C'est pour nous un réel plaisir et une grande joie de prendre la parole au nom de l'Union nationale des journalistes de Côte d'Ivoire (UNJCI) à cette cérémonie de clôture des 39e assises de l'Union de la presse francophone qui a vu la brillante élection de notre confrère et compatriote Afred DAN MOUSSA au prestigieux poste de président international de l'UPF. Nous voulions ici et maintenant rendre hommage à un homme de devoir, et d'engagement à un professionnel émérite et de mérite.

Félicitation mon cher frère Alfred DAN MOUSSA.

Merci au comité international de l'UPF et en particulier au président Hervé BOURGES et à l'inusable secrétaire général Georges GROS et à tous nos confrères étrangers qui ont voulu témoigner leur confiance et leur intérêt en la Côte d'Ivoire. La tenue de ces 39e assises de l'UPF dans notre pays a été pour nombre de participants un grand moment d'échanges d'expériences précieux mais surtout de découverte d'une Côte d'Ivoire, malgré tout debout, et résolument engagée sur la voie de la paix, de la réconciliation et du progrès.

C'est le lieu donc de nous joindre au comité d'organisation pour exprimer notre gratitude aux hautes autorités de notre pays en particulier le Président de la République Monsieur Laurent GBAGBO, au Premier ministre SORO Guillaume, au ministre de la Culture et de la francophonie et au ministre de la Communication SY Savané qui ont non seulement donné un cachet exceptionnel à ces assises par leur présence combien distinguée mais ont fortement contribué financièrement et matériellement au succès de ces assises. Nous osons espérer qu'il s'agit là de l'avènement d'une aube nouvelle où les médias sous nos cieux sont définitivement considérés comme une priorité stratégique pour qu'on obtienne enfin la tenue des mesures et des promesses d'aides nécessaires au développement du secteur.

Monsieur le Premier ministre, Monsieur le ministre de la Communication, chers confrères, la défense de la liberté de la presse est un combat fondamental pour la vie et la survie du métier de journaliste.

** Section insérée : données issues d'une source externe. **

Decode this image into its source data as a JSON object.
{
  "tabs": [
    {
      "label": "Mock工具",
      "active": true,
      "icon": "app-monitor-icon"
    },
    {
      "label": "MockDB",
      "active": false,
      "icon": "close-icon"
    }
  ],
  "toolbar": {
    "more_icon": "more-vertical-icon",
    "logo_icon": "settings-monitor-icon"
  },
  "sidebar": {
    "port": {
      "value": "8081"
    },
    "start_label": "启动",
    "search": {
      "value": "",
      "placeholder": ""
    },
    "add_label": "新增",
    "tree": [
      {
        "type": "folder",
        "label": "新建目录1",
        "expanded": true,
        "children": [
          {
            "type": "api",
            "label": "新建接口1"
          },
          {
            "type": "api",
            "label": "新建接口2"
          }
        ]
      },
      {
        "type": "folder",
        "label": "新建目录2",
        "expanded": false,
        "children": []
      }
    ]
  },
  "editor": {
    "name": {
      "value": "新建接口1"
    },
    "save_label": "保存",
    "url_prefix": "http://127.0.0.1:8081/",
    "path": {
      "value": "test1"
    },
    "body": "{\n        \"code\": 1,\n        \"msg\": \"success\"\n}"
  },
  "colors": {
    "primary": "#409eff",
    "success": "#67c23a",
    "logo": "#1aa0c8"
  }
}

C'est pourquoi nous profitons de cette tribune pour dénoncer fermement les attaques récurrentes des organes de presse par de mystérieux gangsters surarmés et qui emportent toujours les précieux outils de travail (ordinateurs, imprimantes…) acquis au prix de mille efforts.

Enfin, après plus d'un demi siècle de vie, nous pensons que le moment est venu pour l'UPF de passer à la vitesse supérieure, de se définir un projet stratégique et ambitieux par rapport à la presse francophone, notamment celle d'Afrique. Le continent africain a beaucoup donné à la francophonie, la Côte d'Ivoire en particulier, pour que l'UPF n'en tire pas les conséquences. Lors de ces rencontres, il a été souvent question de la précarité de la presse africaine, et des conditions de vie difficiles des entreprises de presse et de tous ceux qui y travaillent. Cette situation marginalise le continent africain et sa presse sur la scène internationale au profit des grands groupes occidentaux. L'avenir des médias africains nous recommande, tous professionnels et gouvernants, de rechercher toutes les voies possibles de financement d'une presse de qualité, économiquement viable et à même de rétablir l'équilibre de l'information au niveau mondial.

Merci et bon retour à chacun dans sa famille.